A new cryptocurrency is on the scene and is aiming to finance French cinema.
Klapcoin was launched on Tuesday by Sarah Lelouch, the daughter of the renowned French director Claude Lelouch.
It is a decentralised blockchain-based asset that wants to involve as many people in the production as films.
“Cryptocurrency is a great way to get the general public interested. I think the public is always right,” Sarah Lelouch told AFP.
She is hoping to raise €2.8 million in the first quarter, which she says would allow everyone to invest in the crypto.
Klapcoin uses blockchain technology to record transactions and will be used to help finance films and series. Unlike traditional ways of financing cinema, investors can expect to see the value of their currency rise and earn income when the films hit theatres.
“It is about involving the public and making them earn money in a different way. The cinema needs new ideas,” Lelouch said.
The funded projects will be chosen by a committee of professionals with “an editorial line: the diversity of formats, genres and personalities,” she added.
Blockchain and NFTs (Non-fungible Tokens) have rocked the world of culture and entertainment in recent months with projects related to contemporary art, football and music.
The future for films?
France is not the first country to witness a cryptocurrency in cinema. They are especially used in Hollywood and could shape the future of how the industry is financed.

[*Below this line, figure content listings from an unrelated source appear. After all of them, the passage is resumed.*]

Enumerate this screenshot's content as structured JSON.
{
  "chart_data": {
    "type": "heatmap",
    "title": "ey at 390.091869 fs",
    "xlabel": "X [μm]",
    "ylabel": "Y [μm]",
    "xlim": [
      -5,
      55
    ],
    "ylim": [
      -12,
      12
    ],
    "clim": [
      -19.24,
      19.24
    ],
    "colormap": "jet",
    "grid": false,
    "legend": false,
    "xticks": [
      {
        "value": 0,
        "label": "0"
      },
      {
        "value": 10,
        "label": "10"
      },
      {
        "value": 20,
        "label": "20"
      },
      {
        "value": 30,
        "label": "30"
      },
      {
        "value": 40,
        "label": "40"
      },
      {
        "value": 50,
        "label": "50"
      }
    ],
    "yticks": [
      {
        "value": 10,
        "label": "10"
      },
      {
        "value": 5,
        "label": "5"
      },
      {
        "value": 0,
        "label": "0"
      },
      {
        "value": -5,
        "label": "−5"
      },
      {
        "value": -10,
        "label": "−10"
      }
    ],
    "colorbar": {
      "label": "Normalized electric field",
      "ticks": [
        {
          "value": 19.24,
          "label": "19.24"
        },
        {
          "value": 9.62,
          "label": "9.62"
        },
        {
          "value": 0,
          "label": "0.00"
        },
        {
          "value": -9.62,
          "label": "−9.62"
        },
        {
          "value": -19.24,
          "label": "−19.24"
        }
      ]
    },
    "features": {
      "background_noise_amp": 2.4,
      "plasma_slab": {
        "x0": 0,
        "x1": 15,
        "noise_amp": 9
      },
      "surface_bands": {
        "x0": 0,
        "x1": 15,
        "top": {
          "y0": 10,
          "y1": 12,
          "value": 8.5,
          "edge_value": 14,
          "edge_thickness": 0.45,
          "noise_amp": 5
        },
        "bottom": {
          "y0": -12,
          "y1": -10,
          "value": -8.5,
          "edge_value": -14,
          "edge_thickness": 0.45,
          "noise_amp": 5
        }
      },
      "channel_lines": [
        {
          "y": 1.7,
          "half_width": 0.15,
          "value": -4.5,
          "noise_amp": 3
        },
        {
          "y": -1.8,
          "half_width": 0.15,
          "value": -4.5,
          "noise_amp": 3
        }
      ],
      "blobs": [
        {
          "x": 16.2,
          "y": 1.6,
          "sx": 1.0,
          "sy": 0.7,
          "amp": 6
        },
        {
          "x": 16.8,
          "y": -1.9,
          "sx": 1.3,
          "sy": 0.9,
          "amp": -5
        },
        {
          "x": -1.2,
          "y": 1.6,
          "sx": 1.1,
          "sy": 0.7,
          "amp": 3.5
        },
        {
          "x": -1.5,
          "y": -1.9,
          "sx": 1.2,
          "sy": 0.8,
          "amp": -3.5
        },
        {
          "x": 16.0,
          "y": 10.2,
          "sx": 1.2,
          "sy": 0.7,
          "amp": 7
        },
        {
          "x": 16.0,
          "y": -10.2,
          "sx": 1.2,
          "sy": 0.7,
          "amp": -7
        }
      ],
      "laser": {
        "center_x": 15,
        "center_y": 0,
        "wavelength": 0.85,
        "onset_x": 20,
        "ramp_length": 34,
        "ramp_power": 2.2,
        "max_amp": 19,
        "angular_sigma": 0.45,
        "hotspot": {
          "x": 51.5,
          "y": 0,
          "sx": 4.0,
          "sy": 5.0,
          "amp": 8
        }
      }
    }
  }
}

Mogul Productions, for example, is a decentralised film financing (DeFiFi) and NFT platform that connects creators, movie fans, and film financiers.
There is also a system that allows fans to buy tokens, which allows them the right to vote on which films are made.
France is the world’s second-biggest exporter of films after the United States and the industry is hugely important.
But like many countries, its film industry was hit hard by the coronavirus pandemic with cinemas shuttered and production paused.
France’s national cinema association estimates that accumulated losses amounted to around €400 million in 2020.
With cinemas open again and production back on track since mid-June, the industry is trying to recover and decentralised crypto and NFTS could be one way to help save it.